La prima regia nel lungometraggio per il duo formato dai francesi Julie Lecoustre ed Emmanuel Marre è uno spaccato di vita contemporanea su un soggetto originale. L’esistenza sospesa di una generazione di assistenti di volo, e in particolare nel tritacarne delle linee low-cost, viene raccontata dagli autori con dovizia di particolari, mettendo in fila ogni dettaglio al fine di trasmettere allo spettatore tutte le sfaccettature tediose e vuote di questa vita. In un registro che è per scelta piatto e ripetitivo, dal taglio quasi documentaristico, Adèle Exarchopoulos nel ruolo della protagonista è un’iniezione di star power, una presenza magnetica che aiuta a non perdersi nel senso di straniamento evocato dalla storia. La sua Cassandre è una ragazza ormeggiata in un porto lontano, il cui senso di provvisorietà si calcifica in uno scorrere insostenibile. Un ritratto generazionale che si applica agli scenari contemporanei della gig economy ma che in realtà la precede, visto che il mito degli spostamenti low-cost in giro per l’Europa catturava le menti dei più giovani già un paio di decenni fa.

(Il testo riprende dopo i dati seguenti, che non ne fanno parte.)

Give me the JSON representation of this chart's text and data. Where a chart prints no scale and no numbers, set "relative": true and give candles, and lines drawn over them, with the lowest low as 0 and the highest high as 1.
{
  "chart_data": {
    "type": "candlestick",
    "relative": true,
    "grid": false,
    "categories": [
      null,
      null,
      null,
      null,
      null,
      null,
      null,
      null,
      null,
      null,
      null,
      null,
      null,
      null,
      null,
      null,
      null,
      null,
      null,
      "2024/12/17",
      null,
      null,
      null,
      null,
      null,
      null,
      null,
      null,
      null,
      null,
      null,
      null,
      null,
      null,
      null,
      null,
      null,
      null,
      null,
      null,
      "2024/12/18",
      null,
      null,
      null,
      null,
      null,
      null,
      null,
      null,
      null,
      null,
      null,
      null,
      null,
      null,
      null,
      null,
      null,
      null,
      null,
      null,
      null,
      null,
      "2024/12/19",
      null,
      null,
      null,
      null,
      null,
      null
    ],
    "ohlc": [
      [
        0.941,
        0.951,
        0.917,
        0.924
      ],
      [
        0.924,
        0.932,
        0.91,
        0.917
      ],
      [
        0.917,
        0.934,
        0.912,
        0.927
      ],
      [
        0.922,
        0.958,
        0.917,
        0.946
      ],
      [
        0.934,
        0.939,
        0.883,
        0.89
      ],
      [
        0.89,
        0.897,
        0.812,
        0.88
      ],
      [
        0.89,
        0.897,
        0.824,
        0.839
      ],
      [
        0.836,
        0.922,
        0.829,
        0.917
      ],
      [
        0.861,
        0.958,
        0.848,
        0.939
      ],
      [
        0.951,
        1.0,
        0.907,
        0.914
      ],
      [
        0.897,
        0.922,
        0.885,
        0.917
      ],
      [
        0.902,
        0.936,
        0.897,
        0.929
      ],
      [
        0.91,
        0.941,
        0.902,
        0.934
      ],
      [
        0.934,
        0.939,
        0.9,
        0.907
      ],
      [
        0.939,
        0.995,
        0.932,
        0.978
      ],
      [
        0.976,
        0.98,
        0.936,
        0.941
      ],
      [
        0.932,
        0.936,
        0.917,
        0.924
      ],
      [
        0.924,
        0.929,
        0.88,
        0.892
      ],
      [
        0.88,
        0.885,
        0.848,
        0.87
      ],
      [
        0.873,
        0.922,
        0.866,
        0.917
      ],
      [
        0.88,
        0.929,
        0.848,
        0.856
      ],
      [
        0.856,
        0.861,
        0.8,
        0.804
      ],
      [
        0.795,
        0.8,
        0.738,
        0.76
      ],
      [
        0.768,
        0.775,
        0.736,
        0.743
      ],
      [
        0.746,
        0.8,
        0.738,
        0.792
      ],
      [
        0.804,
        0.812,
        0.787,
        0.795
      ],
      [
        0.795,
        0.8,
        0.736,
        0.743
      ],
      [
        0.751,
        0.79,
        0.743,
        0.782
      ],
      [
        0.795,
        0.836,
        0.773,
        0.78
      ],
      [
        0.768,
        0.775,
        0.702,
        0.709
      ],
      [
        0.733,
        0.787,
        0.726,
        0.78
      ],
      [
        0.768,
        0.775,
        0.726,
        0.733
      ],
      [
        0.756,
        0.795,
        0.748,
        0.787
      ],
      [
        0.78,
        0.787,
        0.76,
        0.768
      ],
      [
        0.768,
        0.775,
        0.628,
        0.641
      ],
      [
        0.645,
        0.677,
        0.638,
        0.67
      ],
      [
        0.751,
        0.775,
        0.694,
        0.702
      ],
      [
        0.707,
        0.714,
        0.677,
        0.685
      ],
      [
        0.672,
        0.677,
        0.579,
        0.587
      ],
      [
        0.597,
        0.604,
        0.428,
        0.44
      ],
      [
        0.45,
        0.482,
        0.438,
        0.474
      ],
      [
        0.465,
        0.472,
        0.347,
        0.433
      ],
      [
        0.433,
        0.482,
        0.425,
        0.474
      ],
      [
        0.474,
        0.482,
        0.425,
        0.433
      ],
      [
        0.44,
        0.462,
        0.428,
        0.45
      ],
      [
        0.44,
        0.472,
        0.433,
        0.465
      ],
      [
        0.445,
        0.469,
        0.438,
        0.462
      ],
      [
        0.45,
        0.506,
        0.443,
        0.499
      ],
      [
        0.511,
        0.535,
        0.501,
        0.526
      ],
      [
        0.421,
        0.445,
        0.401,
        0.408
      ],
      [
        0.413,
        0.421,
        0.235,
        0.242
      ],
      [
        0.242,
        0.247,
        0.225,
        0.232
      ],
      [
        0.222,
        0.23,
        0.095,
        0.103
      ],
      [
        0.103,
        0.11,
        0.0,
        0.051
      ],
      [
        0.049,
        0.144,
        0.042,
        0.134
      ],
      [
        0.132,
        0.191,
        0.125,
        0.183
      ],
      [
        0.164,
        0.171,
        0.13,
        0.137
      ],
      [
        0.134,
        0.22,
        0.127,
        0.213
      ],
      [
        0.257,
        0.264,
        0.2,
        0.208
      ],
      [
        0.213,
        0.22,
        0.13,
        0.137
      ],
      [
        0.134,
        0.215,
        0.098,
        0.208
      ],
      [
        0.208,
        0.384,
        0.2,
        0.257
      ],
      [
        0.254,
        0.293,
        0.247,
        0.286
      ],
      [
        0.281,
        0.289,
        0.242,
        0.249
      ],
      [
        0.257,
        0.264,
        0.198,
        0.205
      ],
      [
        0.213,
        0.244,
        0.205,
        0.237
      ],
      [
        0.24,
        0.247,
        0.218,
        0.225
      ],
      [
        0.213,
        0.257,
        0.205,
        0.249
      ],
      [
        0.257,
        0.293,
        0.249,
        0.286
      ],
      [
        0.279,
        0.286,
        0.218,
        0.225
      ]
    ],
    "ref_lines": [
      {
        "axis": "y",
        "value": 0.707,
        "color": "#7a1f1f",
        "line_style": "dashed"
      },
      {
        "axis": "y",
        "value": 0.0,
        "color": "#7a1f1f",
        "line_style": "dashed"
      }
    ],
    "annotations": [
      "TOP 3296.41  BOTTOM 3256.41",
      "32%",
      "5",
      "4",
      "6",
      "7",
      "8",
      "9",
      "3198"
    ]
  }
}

Gli amori di Anaïs (Les amours d’Anaïs). Un film di Charline Bourgeois-Tacquet. Con Anaïs Demoustier, Valeria Bruni Tedeschi, Denis Podalydès, Jean-Charles Clichet. Uscita 28 aprile 2022.
Un film tutto di scrittura e recitazione, con lo charme travolgente di Anais Demoustier.
Che cosa vuole davvero Anaïs? Vuole vivere pienamente, intensamente. Vuole l’amore: magari, rubandolo. Un film sapientemente sospeso fra leggerezza, dolore e desideri. La prima cosa che salta agli occhi, nel film, è questa figura leggera, da nouvelle vague, attorno a cui sembra avvitarsi tutta l’opera, come se inseguisse i suoi movimenti – i primi piani sequenza, vertiginosi – le sue indecisioni, le sue bugie, il suo potere di sedurre chiunque con un vestitino da tre soldi, le gambe nude, e un talento per dribblare ogni domanda. Equilibrato fra commedia – a un certo punto c’è anche un lèmure in overdose – dramma e viaggio sentimentale, Gli amori di Anaïs è un film tutto di scrittura e di recitazione. La regia ti fa essere lì, e quando è necessario ti fa anche sentire – con alcuni primissimi piani – la delicatezza della pelle di Anais, il rossore sul collo di Bruni Tedeschi. Ma per la maggior parte del tempo ti fa « essere lì », ed è ciò che conta. La musica, firmata da un fuoriclasse come Nicola Piovani, non invade: per apparire magari prepotente all’interno del racconto, quando Valeria Bruni Tedeschi e Anaïs Demoustier ballano, in una luce di crepuscolo in cui ogni equilibrio sembra più fragile, sulle note rauche di Bette Davis Eyes di Bonnie Tyler.
Arthur Rambo – Il blogger maledetto (Arthur Rambo). Un film di Laurent Cantet. Con Rabah Nait Oufella, Bilel Chegrani, Antoine Reinartz, Sofian Khammes. Uscita 28 aprile 2022.
Karim D. è il fenomeno del momento: un giovane romanziere alla moda che viene dalla banlieue, simbolo della Francia multiculturale e icona dell’antirazzismo. Nonostante sia coccolato e protetto da giornali e televisioni, Karim finisce in un tritacarne mediatico quando qualcuno riesuma vecchi tweet antisemiti, omofobi e misogini che ha postato con lo pseudonimo di Arthur Rambo. Ispirato al caso di Mehdi Meklat, l’ottavo lungometraggio di Cantet affronta la questione dell’identità fornendo un’implacabile testimonianza della violenza dei meccanismi dei social.